Basically I'm trying to insert an entry into my MySQL database, through a "submit" button in HTML. I can't seem to get this to work, is it possible?
<?php
include('db_connect.php');
$SQL = "INSERT INTO chosenitems (ID, Name, Price) VALUES ('', '4-6 Days', '£75.00')";
$result = mysql_query($SQL);
?>
The INSERT works perfectly fine on its own, but I want it to be executed when the "submit" button is pressed.
Any help would be greatly appreciated.
Thanks
Tobo.
Just set the action of the form to the URL of the script that performs the insert.
Note that since you are modifying a database, the request is probably non-idempotent and you should use the POST method.

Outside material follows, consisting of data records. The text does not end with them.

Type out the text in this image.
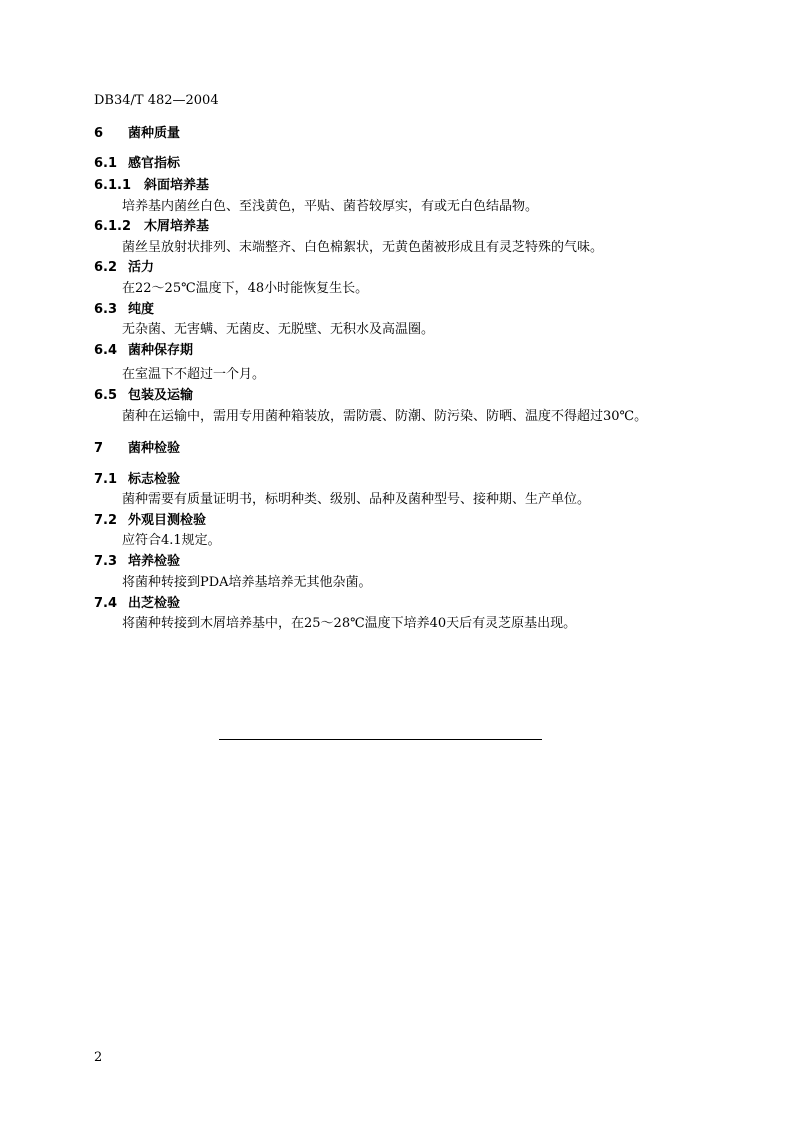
DB34/T 482—2004
6 菌种质量
6.1 感官指标
6.1.1 斜面培养基
培养基内菌丝白色、至浅黄色，平贴、菌苔较厚实，有或无白色结晶物。
6.1.2 木屑培养基
菌丝呈放射状排列、末端整齐、白色棉絮状，无黄色菌被形成且有灵芝特殊的气味。
6.2 活力
在22～25℃温度下，48小时能恢复生长。
6.3 纯度
无杂菌、无害螨、无菌皮、无脱壁、无积水及高温圈。
6.4 菌种保存期
在室温下不超过一个月。
6.5 包装及运输
菌种在运输中，需用专用菌种箱装放，需防震、防潮、防污染、防晒、温度不得超过30℃。
7 菌种检验
7.1 标志检验
菌种需要有质量证明书，标明种类、级别、品种及菌种型号、接种期、生产单位。
7.2 外观目测检验
应符合4.1规定。
7.3 培养检验
将菌种转接到PDA培养基培养无其他杂菌。
7.4 出芝检验
将菌种转接到木屑培养基中，在25～28℃温度下培养40天后有灵芝原基出现。
2
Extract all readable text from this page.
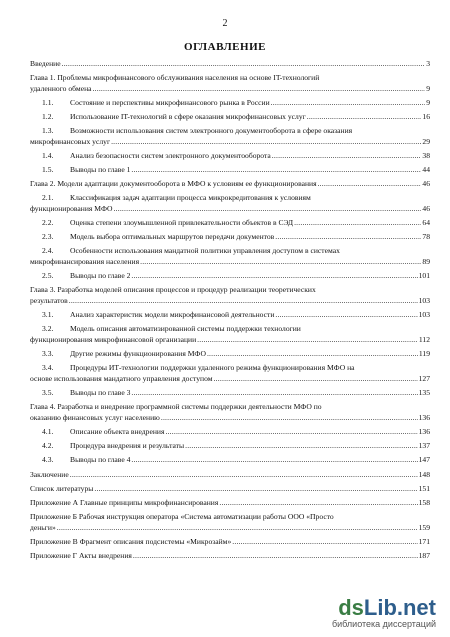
2
ОГЛАВЛЕНИЕ
Введение .....	3
Глава 1. Проблемы микрофинансового обслуживания населения на основе IT-технологий
удаленного обмена .....	9
1.1.	Состояние и перспективы микрофинансового рынка в России .....	9
1.2.	Использование IT-технологий в сфере оказания микрофинансовых услуг .....	16
1.3. Возможности использования систем электронного документооборота в сфере оказания
микрофинансовых услуг .....	29
1.4.	Анализ безопасности систем электронного документооборота .....	38
1.5.	Выводы по главе 1 .....	44
Глава 2. Модели адаптации документооборота в МФО к условиям ее функционирования .....	46
2.1. Классификация задач адаптации процесса микрокредитования к условиям
функционирования МФО .....	46
2.2.	Оценка степени злоумышленной привлекательности объектов в СЭД .....	64
2.3.	Модель выбора оптимальных маршрутов передачи документов .....	78
2.4. Особенности использования мандатной политики управления доступом в системах
микрофинансирования населения .....	89
2.5.	Выводы по главе 2 .....	101
Глава 3. Разработка моделей описания процессов и процедур реализации теоретических
результатов .....	103
3.1.	Анализ характеристик модели микрофинансовой деятельности .....	103
3.2. Модель описания автоматизированной системы поддержки технологии
функционирования микрофинансовой организации .....	112
3.3.	Другие режимы функционирования МФО .....	119
3.4. Процедуры ИТ-технологии поддержки удаленного режима функционирования МФО на
основе использования мандатного управления доступом .....	127
3.5.	Выводы по главе 3 .....	135
Глава 4. Разработка и внедрение программной системы поддержки деятельности МФО по
оказанию финансовых услуг населению .....	136
4.1.	Описание объекта внедрения .....	136
4.2.	Процедура внедрения и результаты .....	137
4.3.	Выводы по главе 4 .....	147
Заключение .....	148
Список литературы .....	151
Приложение А Главные принципы микрофинансирования .....	158
Приложение Б Рабочая инструкция оператора «Система автоматизации работы ООО «Просто
деньги» .....	159
Приложение В Фрагмент описания подсистемы «Микрозайм» .....	171
Приложение Г Акты внедрения .....	187
dsLib.net
библиотека диссертаций
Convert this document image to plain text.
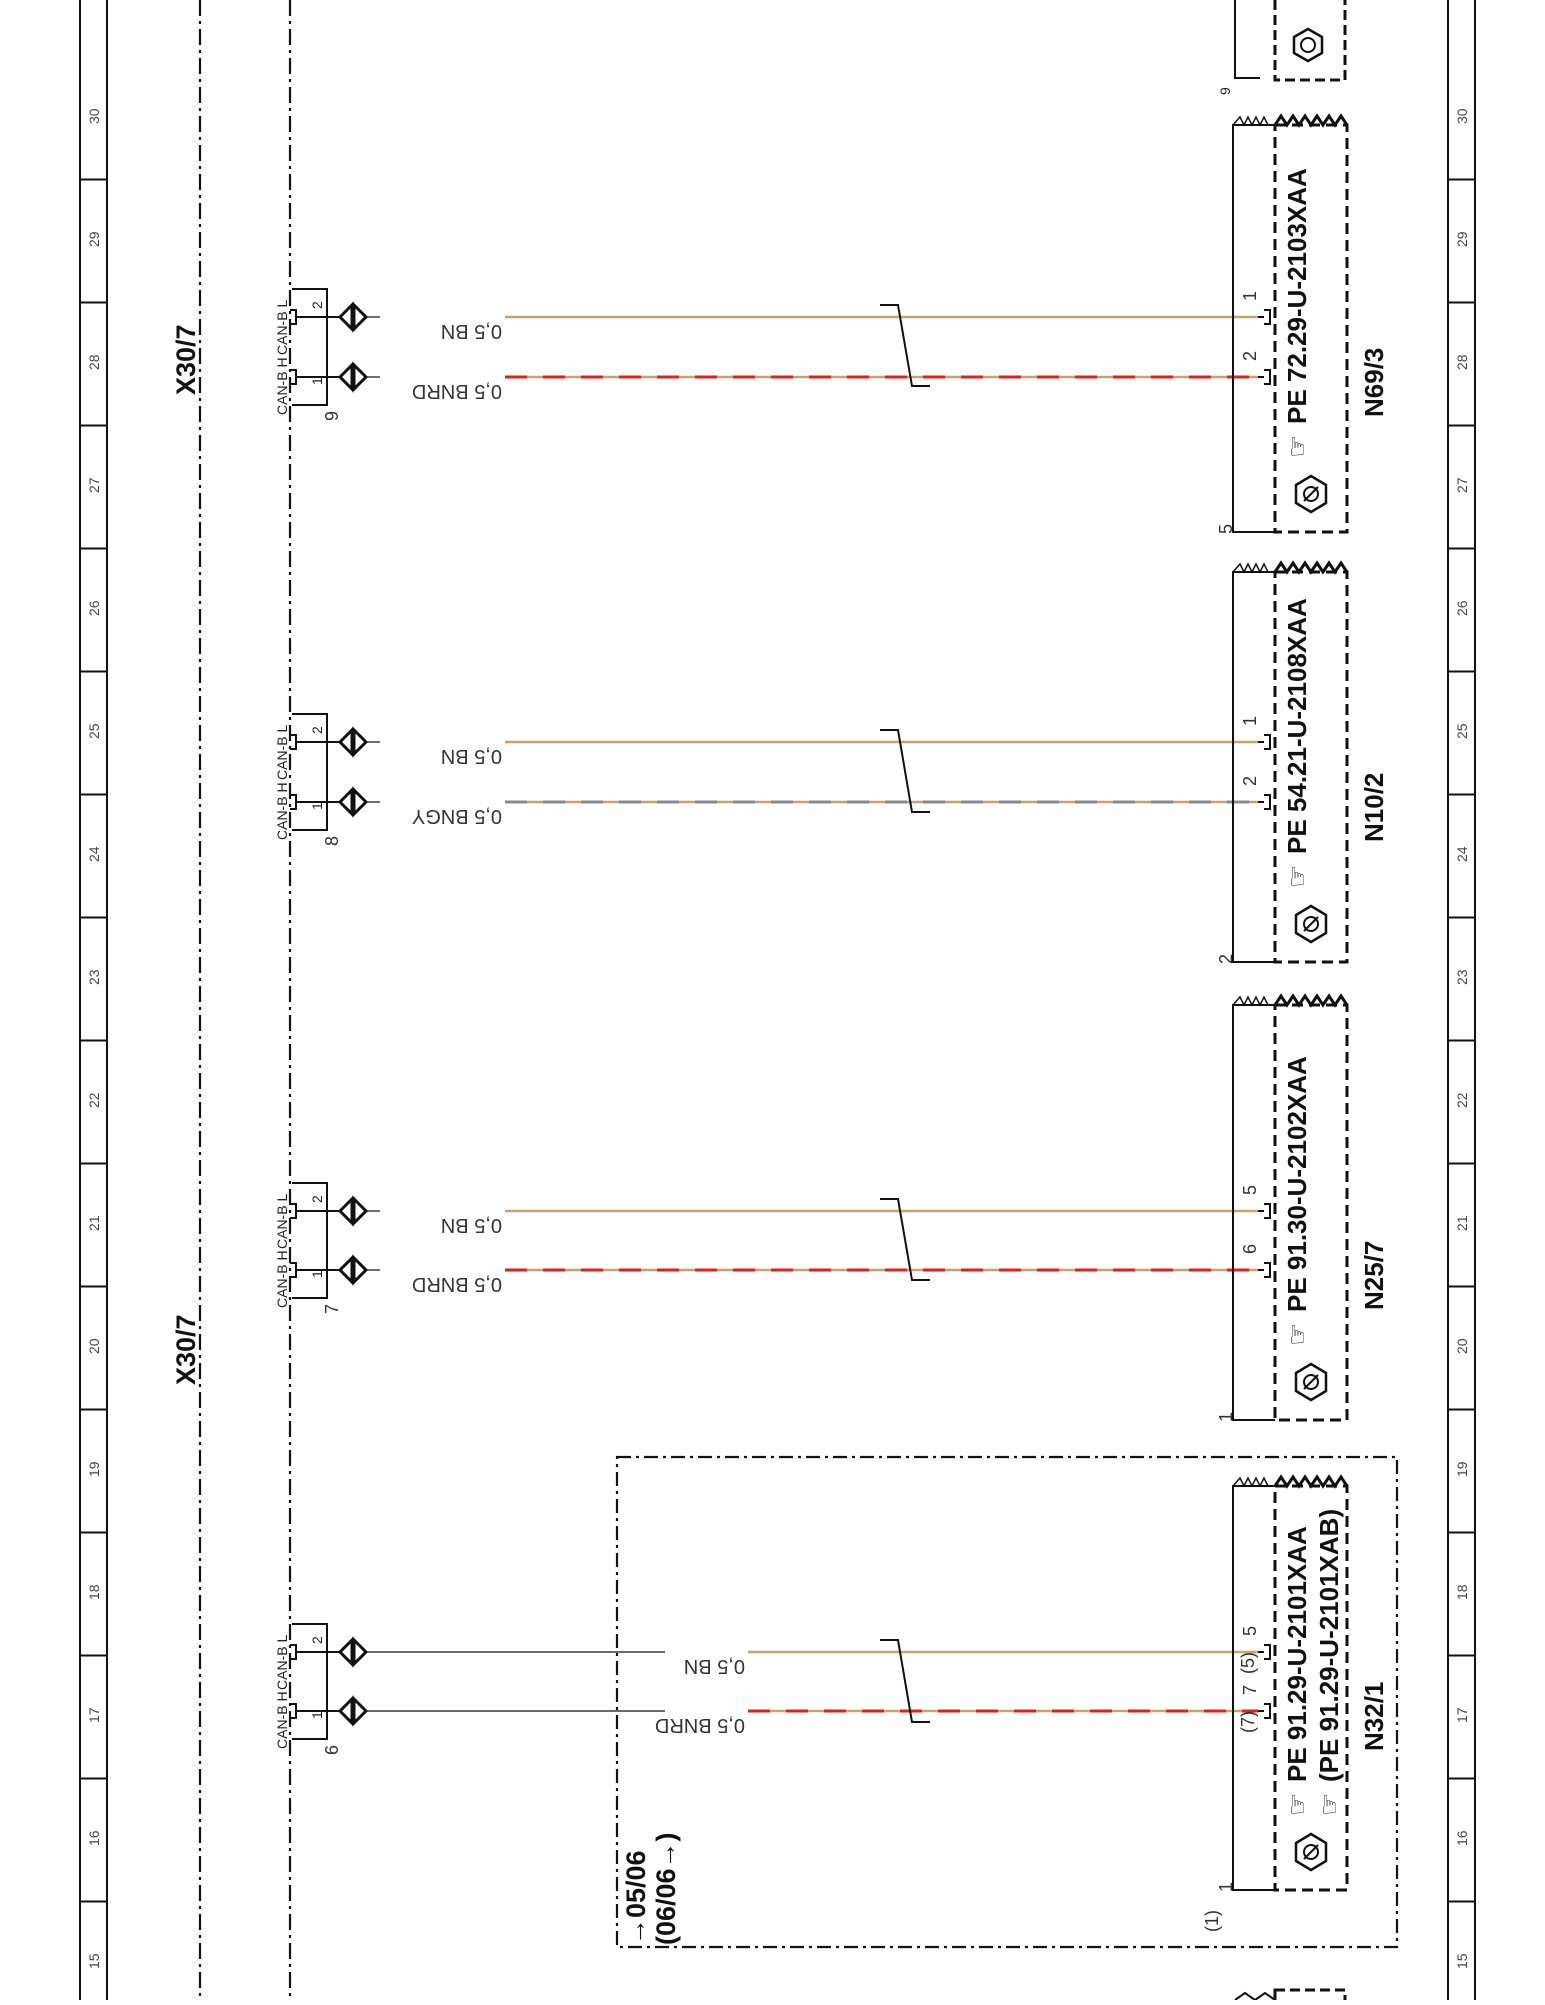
30	30
29	29
28	28
27	27
26	26
25	25
24	24
23	23
22	22
21	21
20	20
19	19
18	18
17	17
16	16
15	15
X30/7
X30/7
→05/06 (06/06→)
9
CAN-B L 2
0,5 BN
1
CAN-B H 1	0,5 BNRD
2
☞
PE 72.29-U-2103XAA N69/3
5
8
CAN-B L 2
0,5 BN
1
CAN-B H 1	0,5 BNGY
2
☞
PE 54.21-U-2108XAA N10/2
2
7
CAN-B L 2
0,5 BN
5
CAN-B H 1	0,5 BNRD
6
☞
PE 91.30-U-2102XAA N25/7
1
6
CAN-B L 2
0,5 BN
5
(5)
CAN-B H 1	0,5 BNRD
7
(7)
☞
PE 91.29-U-2101XAA
☞
(PE 91.29-U-2101XAB) N32/1
1
(1)
9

<form action="/path/to/your/script.php" method="post">
<input type="submit">
</form>
<form method="post">
<input type="submit" name="submit" value="submt"/>
</form>
PHP
<?php
if(isset($_POST['submit']))
{
$SQL = "INSERT INTO chosenitems (ID, Name, Price) VALUES ('', '4-6 Days', '£75.00')";
$result = mysql_query($SQL);
}
?>
You can check button value is posted and can execute line of code in it.
<?php
include('db_connect.php');
if(isset($_REQUEST['SUBMIT_BUTTON_NAME']))
{
$SQL = "INSERT INTO chosenitems (ID, Name, Price) VALUES ('', '4-6 Days', '£75.00')";
$result = mysql_query($SQL);
}
?>
Hope this will be helpful to you
I had for the submit details:
<form id = "submitForm" action="config/profile_save.php" method="post">
<button type="submit" class="button" name="submit" value="submit">Save Profile</button></form>
Inside each input field on the page, I placed form = "submitForm"
I then changed the name too.(This is the super global variable later)
<input type="text" autofocus="true" class="custom_link_url_text" id="custom_link_url_text"
name="custom_link_email" placeholder="Enter your public email address" spellcheck="false"
style="width: 245px;" maxlength="75" form = "submitForm">
I was then able to capture the data on the next page using the name as POST variable.
if(isset($_POST['submit'])) {
$custom_link_email = $_POST['custom_link_email'];
}
Once I did that it was just a case of inserting data into the database.